Gov. Mark Dayton returned from seeing the environmental aftermath of the Gilt Edge Mine in South Dakota on Tuesday with strengthened resolve to guarantee environmental and financial safeguards for a mine proposed by PolyMet Mining Corp.

Dayton said all contingencies must be prepared for and be backed by company money in case something goes awry.

"If it does proceed, this emphasized the importance of doing it right with safeguards to make sure something like this doesn't happen," Dayton said upon returning. He added that the visit has made him no closer to a decision on the proposed Iron Range copper-nickel mine.

Dayton is visiting two mines this week on the counsel of opponents and supporters of the project to help guide his decision. Gilt Edge, a Superfund site that was once a former gold mine, has cost taxpayers more than $100 million in cleanup and is a model of what PolyMet opponents say could come to Minnesota.

Dayton will visit Michigan's Eagle Mine near Lake Superior on Friday to view what supporters of the Minnesota project say is a far more successful mine.

The PolyMet decision is shaping up to be one of the most important of Dayton's term, a decision that is almost guaranteed to end in lawsuits by whichever group loses, in what has been the company's yearslong, multimillion-dollar effort to win project approval.

Dayton has ex­plic­it­ly said pol­i­tics will play no part in his ad­min­is­tra­tion's de­ci­sion, but he has also not de­nied the deep di­vi­sions the PolyMet is­sue is caus­ing in the DFL coa­li­tion that elect­ed him governor twice.

"There's no middle ground," Dayton said Tuesday when asked about pressure from both sides.

PolyMet's project has drawn intense scrutiny as the company seeks state approval. It would be the first copper-nickel mine in the state, promising a $650 million investment and up to 350 jobs on the site of the now-closed LTV steel mine outside Hoyt Lakes. But critics say the project threatens to bring unacceptable environmental risks that would linger in the state for generations after the mine closes.

PolyMet is the first of what is expected to be several companies lining up to tap one of the world's largest untouched deposits of copper, nickel and other precious metals used for everything from smartphones to hybrid cars.

Dayton is likely to make a final decision on a state permit for the project, in consultation with Department of Natural Resources Commissioner Tom Landwehr, by late 2016, though permitting involves several other state and federal agencies.

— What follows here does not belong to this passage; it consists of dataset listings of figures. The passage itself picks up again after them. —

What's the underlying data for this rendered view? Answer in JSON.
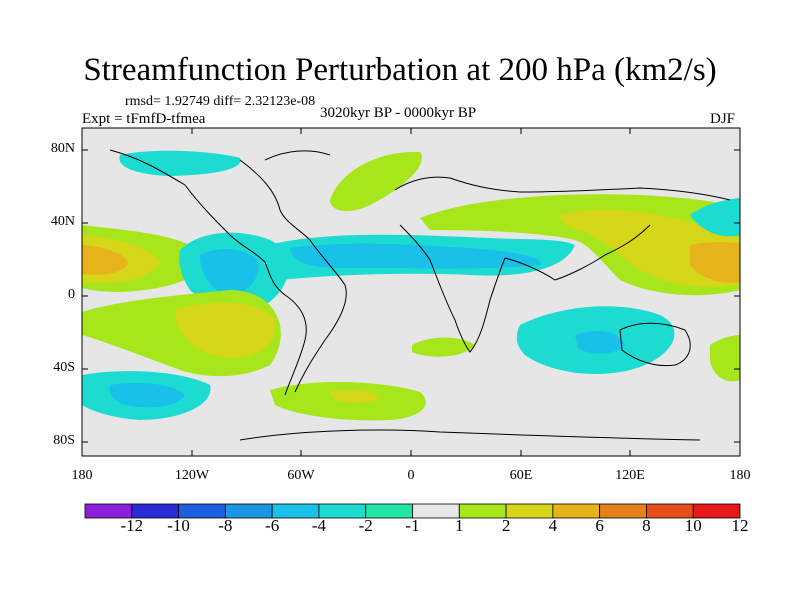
{
  "title": "Streamfunction Perturbation at 200 hPa (km2/s)",
  "stats": "rmsd= 1.92749 diff= 2.32123e-08",
  "experiment": "Expt = tFmfD-tfmea",
  "period": "3020kyr BP - 0000kyr BP",
  "season": "DJF",
  "lat_labels": [
    "80N",
    "40N",
    "0",
    "40S",
    "80S"
  ],
  "lon_labels": [
    "180",
    "120W",
    "60W",
    "0",
    "60E",
    "120E",
    "180"
  ],
  "colorbar_labels": [
    "-12",
    "-10",
    "-8",
    "-6",
    "-4",
    "-2",
    "-1",
    "1",
    "2",
    "4",
    "6",
    "8",
    "10",
    "12"
  ],
  "colorbar_colors": [
    "#8c1fd9",
    "#2b2bd6",
    "#1e5fe0",
    "#1a96e3",
    "#19c0e8",
    "#1cdbd0",
    "#23e6a6",
    "#e6e6e6",
    "#a6e61a",
    "#d6d619",
    "#e6b31a",
    "#e6801a",
    "#e64d1a",
    "#e61a1a"
  ],
  "background_color": "#e6e6e6"
}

State Rep. Tom Anzelc, DFL-Balsam Township, said a decision to stop the PolyMet project would cause a further erosion of economic opportunity on the Range and create a "monumental" fissure between Iron Range Democrats and the more Twin Cities-focused environmental wing of the party.

"I think the overwhelming conversation is, 'Is it the state's policy to write off this region?' " Anzelc said.

The PolyMet per­mit­ting con­tro­ver­sy comes at a sensi­tive time for the Range. Hundreds of layoffs in the tac­o­nite mines of north­east­ern Minnesota have served as a bru­tal ex­cla­ma­tion point on a de­cades-long trend of min­ing ob­so­les­cence, along with a loss of pop­u­la­tion and eco­nom­ic vi­tal­i­ty.

For now, Iron Range DFLers and en­vir­on­ment­al­ists who make up the par­ty's base are giv­ing Dayton some space as he deliberates.

"That this governor is willing to interject himself into this public discussion should not be criticized. To me it's a sign the chief executive of all the people of the state of Minnesota is doing his due diligence," said Anzelc.

Aaron Klemz of Friends of the Boun­dary Wa­ters Wilderness, an op­po­nent of the PolyMet pro­pos­al, said Dayton "has a good re­cord on push­ing for public trans­par­en­cy and in­volve­ment. And, he's made sure his ag­en­cies have re­tained their neu­tral­i­ty."

Still, both sides are mak­ing their case in every avail­able ven­ue.

Rep. Jason Metsa, DFL-Virginia, whose dis­trict has suf­fered more than 1,000 layoffs, said, "This is a com­muni­ty that re­al­ly needs the jobs."

Dayton has said wa­ter qual­i­ty is an is­sue that will help de­fine his place in Minnesota history.

"If he permits a mine that pol­lutes for hun­dreds of years," Klemz said, "we think that would have a very dam­ag­ing ef­fect on his leg­acy."

Klemz and others say this isn't just an issue pitting Twin Cities vs. Iron Range Democrats. They say the entire state, particularly the Range, is displaying a "deep di­vi­sion" over the project.